Two-Generation Approach to Interpersonal Violence

August, 2019

Caroline Friedman Levy & Jenna Reardanz

Contributors: Apryl Alexander, Melanie Dyan, Melanie Hertzel-Higgins, Tasha Howe, Jeff Temple

Challenge

Domestic violence and child maltreatment co-occur in 30-60% of families experiencing violence.

Yet agencies serving children and adults too often fail to coordinate, resulting in disjointed, erratic and less effective services, leaving children and adults experiencing violence and trauma unidentified, untreated, and less safe.

Relevant Legislation

Stumbling Blocks

  • Confidentiality provisions have been misinterpreted to reinforce barriers between agencies serving children and adults. This can thwart coordination, conflicting with the most effective programs that apply a two-generation, wraparound model of integrated services that protect victims’ safety.

  • Structurally, services have often been set up in a manner that reinforces barriers to integrated services, including disparate agency locations, an absence of shared identifiers for children, adults and families across agencies, and a lack of interoperable data information systems that can communicate.

  • Culturally, there has been a lag between research and practice. Integrating service systems requires a shift in ethos and a heavy lift from leadership at the community/agency levels, often reinforced by states.

Opportunities for Improvement

Though social services are administered at the state and community levels, Congress can help policy and

practice catch up to evidence by scaffolding and incentivizing local efforts in keeping with best practices:

  • Clarification of confidentiality laws. Many states have established memoranda of understanding (MOUs) across agencies serving children and families to promote comprehensive, integrated services for families while ensuring victims’ safety. MOUs do not negate the need for written releases of information (ROI) in compliance with VAWA and FVPSA, but outline and ease collaboration. Such opportunities for collaboration might be clarified within legislative language.

  • Co-location of services: States such as Oregon, Florida, New York, and New Jersey have co-located services for children and adults experiencing family violence. A New York state audit reported benefits including improved and earlier identification of domestic violence by child welfare workers, more timely access to services, enhanced family engagement, reduction in the rate of repeated maltreatment, reduction of out-of home placements, decreased exposure of children to violence and expedited reunifications of families.

  • Interoperability/Information Systems: Despite longstanding federal efforts to promote the capacity for information sharing in social service data information systems -- including shared identifiers across agencies for individuals and families - many states still lack interoperable systems. As with co-location, confidentiality laws can be maintained while ensuring that family violence agencies can communicate to protect both children and adults. Yet federal incentives to upgrade to interoperable systems have expired.
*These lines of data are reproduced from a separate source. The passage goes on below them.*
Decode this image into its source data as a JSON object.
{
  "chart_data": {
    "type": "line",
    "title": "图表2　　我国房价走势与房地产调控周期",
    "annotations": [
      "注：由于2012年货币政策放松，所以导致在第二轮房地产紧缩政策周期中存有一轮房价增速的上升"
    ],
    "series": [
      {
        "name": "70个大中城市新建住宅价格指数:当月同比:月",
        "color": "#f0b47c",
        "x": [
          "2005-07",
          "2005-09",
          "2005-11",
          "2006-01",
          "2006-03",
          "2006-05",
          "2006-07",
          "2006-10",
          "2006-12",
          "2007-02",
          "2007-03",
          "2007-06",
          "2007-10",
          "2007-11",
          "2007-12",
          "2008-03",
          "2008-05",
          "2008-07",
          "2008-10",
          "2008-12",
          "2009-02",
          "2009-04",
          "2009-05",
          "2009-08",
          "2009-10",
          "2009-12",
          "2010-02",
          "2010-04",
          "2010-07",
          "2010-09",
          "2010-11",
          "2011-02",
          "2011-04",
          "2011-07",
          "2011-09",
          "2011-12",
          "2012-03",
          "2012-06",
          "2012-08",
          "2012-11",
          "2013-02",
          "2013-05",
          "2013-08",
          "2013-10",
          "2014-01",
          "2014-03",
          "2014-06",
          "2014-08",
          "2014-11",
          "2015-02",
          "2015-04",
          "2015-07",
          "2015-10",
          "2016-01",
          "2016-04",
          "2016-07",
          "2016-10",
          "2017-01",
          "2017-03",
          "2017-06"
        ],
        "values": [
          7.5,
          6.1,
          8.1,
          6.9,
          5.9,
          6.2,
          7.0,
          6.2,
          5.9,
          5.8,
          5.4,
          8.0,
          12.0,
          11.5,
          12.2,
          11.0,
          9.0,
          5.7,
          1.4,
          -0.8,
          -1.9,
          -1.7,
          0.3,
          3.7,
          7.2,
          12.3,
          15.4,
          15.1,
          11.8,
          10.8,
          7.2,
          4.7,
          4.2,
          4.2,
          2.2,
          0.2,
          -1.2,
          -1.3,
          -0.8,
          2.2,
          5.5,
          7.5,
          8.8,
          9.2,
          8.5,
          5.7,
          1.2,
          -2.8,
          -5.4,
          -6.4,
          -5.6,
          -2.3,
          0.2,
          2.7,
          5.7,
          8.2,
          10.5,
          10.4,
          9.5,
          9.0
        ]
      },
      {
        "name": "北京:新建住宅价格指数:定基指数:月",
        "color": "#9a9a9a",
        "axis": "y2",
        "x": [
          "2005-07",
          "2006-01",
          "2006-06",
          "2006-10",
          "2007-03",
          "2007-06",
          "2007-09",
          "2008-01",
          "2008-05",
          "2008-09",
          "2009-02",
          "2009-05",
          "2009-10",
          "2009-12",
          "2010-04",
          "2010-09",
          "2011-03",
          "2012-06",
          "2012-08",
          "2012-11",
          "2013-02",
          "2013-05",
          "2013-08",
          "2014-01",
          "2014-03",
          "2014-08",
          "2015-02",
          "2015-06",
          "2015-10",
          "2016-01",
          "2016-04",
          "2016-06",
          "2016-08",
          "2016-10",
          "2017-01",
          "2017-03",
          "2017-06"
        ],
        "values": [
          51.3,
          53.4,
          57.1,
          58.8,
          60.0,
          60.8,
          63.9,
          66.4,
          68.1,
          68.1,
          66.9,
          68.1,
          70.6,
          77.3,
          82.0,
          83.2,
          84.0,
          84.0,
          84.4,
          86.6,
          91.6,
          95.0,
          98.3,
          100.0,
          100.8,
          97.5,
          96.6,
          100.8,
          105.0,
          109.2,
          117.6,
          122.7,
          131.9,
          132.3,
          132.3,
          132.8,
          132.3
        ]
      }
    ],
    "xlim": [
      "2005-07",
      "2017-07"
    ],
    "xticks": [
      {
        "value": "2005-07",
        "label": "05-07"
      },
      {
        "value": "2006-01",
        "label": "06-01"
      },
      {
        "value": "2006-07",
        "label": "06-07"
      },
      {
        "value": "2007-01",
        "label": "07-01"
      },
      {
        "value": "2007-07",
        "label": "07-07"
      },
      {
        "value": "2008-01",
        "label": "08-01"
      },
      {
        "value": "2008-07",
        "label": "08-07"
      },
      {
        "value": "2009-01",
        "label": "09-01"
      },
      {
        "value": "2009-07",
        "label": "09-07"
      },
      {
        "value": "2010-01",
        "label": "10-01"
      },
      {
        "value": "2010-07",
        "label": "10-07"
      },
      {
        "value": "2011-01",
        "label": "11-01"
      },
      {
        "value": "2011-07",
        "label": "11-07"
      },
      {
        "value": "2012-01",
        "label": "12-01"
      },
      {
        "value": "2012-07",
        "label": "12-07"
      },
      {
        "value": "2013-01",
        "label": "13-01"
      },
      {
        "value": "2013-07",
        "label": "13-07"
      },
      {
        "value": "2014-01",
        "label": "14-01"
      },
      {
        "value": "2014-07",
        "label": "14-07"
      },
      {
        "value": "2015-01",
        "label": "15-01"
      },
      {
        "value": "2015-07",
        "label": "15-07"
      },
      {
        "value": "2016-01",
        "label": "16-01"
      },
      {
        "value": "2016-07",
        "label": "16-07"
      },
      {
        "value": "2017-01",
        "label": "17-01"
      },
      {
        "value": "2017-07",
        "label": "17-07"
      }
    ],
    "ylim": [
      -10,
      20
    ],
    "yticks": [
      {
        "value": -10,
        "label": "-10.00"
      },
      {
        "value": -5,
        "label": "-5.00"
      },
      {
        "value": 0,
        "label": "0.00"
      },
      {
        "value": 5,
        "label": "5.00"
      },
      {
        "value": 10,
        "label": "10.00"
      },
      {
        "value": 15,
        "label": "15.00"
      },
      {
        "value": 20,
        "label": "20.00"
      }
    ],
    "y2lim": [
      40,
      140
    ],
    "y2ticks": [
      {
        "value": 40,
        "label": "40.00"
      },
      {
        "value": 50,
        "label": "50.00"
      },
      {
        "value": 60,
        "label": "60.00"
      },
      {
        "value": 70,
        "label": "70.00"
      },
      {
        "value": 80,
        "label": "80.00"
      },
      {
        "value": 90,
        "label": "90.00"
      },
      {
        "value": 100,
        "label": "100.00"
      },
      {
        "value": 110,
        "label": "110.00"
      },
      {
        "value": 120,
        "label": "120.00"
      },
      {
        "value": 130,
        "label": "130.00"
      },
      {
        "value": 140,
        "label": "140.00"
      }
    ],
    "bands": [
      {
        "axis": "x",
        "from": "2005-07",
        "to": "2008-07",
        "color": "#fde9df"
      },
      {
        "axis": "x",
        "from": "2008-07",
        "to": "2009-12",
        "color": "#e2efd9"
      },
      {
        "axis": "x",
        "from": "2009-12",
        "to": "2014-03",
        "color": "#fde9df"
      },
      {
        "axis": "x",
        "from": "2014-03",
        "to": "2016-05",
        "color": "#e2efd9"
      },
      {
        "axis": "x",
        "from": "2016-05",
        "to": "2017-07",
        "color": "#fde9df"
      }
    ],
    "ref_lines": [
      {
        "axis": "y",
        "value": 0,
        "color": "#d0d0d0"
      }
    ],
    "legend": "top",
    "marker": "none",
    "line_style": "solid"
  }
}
Most notably, though ACF developed guidelines for states to upgrade to Comprehensive Child Welfare Information Systems (CCWIS), few states have been able to meet the guidelines during the initial period of incentivization and progress has slowed.

  • Partnering with law enforcement and judiciary: Recommendations from the Attorney General’s national task force on children exposed to violence included training law enforcement, family court and juvenile justice officials in trauma-informed screening, assessment and care, including appropriate referrals for children. Efforts to reach this standard are taking place in select states such as South Carolina to California. Historically, programs funded to improve legal responses to violence via VAWA, FVPSA and CAPTA have been grant-based, time-limited with competitive application processes.

Key Takeaways

​In reauthorizing VAWA, CAPTA and FVPSA legislation, Congress has the opportunity to support sustainable two- generation best practices to prevent and mitigate the trauma of family violence via legislative text to: clarify confidentiality regulations do not preclude the coordination of services supporting the safety of both children and their caregivers; extend incentives for interoperable data systems; and support peer education across social service leadership so child welfare and domestic violence teams are able to learn from evidence-based two-generation work including co-located services and partnerships with family court, juvenile court, and law enforcement.